The second part of our NM trip was spent in Santa Fe. The original town name is La Villa Real de la Santa Fé de San Francisco de Asís, or the Royal Town of the Holy Faith of Saint Francis of Assisi. We stayed at the Inn at Loretto which is adjacent to the famous Loretto Chapel. The Chapel is noted for its amazing staircase:
"When the Loretto Chapel was completed in 1878, there was no way to access the choir loft twenty-two feet above. Carpenters were called in to address the problem, but they all concluded access to the loft would have to be via ladder as a staircase would interfere with the interior space of the small Chapel.

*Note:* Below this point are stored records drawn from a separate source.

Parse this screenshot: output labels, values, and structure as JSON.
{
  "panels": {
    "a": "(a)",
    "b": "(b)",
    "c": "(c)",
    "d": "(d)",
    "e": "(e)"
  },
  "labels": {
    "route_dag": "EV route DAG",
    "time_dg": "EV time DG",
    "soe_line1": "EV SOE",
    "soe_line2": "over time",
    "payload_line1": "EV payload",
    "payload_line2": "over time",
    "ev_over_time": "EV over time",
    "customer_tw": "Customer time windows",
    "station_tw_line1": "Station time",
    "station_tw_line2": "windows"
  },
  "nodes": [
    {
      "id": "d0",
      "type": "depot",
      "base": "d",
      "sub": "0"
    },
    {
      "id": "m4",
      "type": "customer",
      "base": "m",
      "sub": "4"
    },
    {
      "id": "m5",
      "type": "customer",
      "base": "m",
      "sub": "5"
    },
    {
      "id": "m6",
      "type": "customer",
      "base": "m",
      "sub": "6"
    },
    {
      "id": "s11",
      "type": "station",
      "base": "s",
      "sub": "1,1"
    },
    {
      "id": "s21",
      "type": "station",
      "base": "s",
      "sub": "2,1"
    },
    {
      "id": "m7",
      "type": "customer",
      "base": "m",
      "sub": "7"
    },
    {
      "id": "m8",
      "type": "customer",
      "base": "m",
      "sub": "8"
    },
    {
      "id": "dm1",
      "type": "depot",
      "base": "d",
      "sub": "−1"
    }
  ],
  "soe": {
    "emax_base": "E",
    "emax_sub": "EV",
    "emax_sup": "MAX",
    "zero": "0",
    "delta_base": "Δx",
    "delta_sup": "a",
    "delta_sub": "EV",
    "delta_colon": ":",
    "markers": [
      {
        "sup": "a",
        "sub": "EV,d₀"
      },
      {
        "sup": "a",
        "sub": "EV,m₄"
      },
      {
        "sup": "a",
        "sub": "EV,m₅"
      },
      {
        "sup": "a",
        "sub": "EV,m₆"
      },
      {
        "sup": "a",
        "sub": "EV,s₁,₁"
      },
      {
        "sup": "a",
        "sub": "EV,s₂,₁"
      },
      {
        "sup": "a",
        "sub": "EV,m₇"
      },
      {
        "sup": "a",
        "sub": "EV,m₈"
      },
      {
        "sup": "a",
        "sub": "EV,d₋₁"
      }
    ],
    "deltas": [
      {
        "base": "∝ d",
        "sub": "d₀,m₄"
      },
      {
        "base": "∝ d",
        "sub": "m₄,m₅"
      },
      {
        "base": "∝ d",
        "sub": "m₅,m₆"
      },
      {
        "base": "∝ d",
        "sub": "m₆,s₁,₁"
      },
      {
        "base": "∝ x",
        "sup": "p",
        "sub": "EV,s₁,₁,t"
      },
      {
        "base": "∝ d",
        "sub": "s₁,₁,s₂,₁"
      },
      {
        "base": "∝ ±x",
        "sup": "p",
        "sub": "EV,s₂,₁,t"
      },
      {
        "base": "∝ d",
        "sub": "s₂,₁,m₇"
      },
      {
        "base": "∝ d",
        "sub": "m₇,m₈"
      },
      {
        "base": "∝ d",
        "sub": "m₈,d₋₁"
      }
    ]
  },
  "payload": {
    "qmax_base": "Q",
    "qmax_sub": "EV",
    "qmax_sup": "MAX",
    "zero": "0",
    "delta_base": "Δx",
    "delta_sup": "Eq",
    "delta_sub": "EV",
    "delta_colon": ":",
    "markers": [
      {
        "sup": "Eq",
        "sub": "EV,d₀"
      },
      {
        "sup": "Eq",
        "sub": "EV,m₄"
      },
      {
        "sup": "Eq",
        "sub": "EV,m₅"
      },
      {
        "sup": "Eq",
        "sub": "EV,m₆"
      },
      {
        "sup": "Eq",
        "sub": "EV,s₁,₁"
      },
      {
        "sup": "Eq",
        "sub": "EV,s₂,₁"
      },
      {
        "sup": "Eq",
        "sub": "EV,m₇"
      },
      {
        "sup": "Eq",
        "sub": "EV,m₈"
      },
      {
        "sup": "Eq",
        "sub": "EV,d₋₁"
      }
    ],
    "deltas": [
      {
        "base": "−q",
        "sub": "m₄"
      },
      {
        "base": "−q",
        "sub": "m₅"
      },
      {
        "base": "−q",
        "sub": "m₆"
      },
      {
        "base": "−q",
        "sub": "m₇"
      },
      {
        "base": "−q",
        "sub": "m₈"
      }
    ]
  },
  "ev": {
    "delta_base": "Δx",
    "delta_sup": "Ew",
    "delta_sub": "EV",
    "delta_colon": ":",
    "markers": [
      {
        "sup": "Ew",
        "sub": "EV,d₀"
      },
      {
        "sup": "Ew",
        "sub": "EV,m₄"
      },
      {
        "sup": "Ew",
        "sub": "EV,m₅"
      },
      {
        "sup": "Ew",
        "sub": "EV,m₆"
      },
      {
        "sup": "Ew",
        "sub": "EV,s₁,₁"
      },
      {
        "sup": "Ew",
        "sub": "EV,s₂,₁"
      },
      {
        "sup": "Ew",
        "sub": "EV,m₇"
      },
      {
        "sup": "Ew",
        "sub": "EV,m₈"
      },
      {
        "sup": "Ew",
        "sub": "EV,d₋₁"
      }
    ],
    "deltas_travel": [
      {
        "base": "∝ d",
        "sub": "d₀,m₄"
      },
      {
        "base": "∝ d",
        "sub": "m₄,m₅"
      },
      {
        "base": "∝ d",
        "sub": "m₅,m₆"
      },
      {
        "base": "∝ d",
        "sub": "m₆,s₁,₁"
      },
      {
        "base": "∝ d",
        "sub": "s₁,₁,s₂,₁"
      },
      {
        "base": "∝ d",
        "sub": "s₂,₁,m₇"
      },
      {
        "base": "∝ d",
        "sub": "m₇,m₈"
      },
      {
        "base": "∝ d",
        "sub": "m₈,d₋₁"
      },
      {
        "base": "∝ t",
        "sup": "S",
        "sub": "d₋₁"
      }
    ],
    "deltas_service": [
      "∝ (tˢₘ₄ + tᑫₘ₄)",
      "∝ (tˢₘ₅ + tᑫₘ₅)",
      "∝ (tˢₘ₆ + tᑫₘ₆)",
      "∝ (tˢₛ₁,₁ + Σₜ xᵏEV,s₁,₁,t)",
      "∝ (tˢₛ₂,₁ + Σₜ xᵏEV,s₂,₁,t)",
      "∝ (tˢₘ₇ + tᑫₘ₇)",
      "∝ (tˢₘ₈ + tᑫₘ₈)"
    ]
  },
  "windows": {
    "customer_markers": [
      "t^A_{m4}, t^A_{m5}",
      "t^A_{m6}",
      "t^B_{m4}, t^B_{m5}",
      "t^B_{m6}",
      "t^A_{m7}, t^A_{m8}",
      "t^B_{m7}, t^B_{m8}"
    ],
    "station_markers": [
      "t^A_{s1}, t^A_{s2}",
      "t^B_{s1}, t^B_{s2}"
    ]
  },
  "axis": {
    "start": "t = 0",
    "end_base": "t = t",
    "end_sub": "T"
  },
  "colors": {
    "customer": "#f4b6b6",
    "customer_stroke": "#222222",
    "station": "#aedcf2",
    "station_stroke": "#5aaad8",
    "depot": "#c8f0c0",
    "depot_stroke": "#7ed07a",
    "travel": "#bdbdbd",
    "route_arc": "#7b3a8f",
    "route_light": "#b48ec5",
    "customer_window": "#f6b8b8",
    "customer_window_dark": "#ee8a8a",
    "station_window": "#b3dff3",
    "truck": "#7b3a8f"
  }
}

Legend says that to find a solution to the seating problem, the Sisters of the Chapel made a novena to St. Joseph, the patron saint of carpenters. On the ninth and final day of prayer, a man appeared at the Chapel with a donkey and a toolbox looking for work. Months later, the elegant circular staircase was completed, and the carpenter disappeared without pay or thanks. After searching for the man (an ad even ran in the local newspaper) and finding no trace of him, some concluded that he was St. Joseph himself, having come in answer to the sisters' prayers.
The stairway's carpenter, whoever he was, built a magnificent structure. The design was innovative for the time and some of the design considerations still perplex experts today.
The staircase has two 360 degree turns and no visible means of support. Also, it is said that the staircase was built without nails—only wooden pegs. Questions also surround the number of stair risers relative to the height of the choir loft and about the types of wood and other materials used in the stairway's construction."
Interestingly, the chapel has be "decommissioned" by the Catholic church, there is now a $3.00 charge to get in, and a primary use seems to be weddings. Sad.
The Inn at Loretto
The Inn is only a block from the central plaza, so we were able to walk to everthing that we wanted to see or do - exploring the galleries, marveling at the lovely Native American handcrafts at the Governor's Palace, walking along Canyon Road, dining at La Posada de Santa Fe and the Ore House, and wandering through 109 East Palace:
"Everybody knows J. Robert Oppenheimer, Edward Teller and many of the military minds that directed the effort to develop the atomic bomb. Nobody outside of Los Alamos knew Dorothy McKibben. McKibben who ran 109 East Palace was like the Rosencrantz and Guildenstern of this war time "Hamlet"-like drama; she viewed the action not from the heart of the research but from the outside at the gateway where she issued security passes, helped new personnel settle in, dealt with complaints about water pressure, food supplies, etc. She knew everything and nothing about the community she helped as she wasn't privy to the secret goal of the Los Alamos community."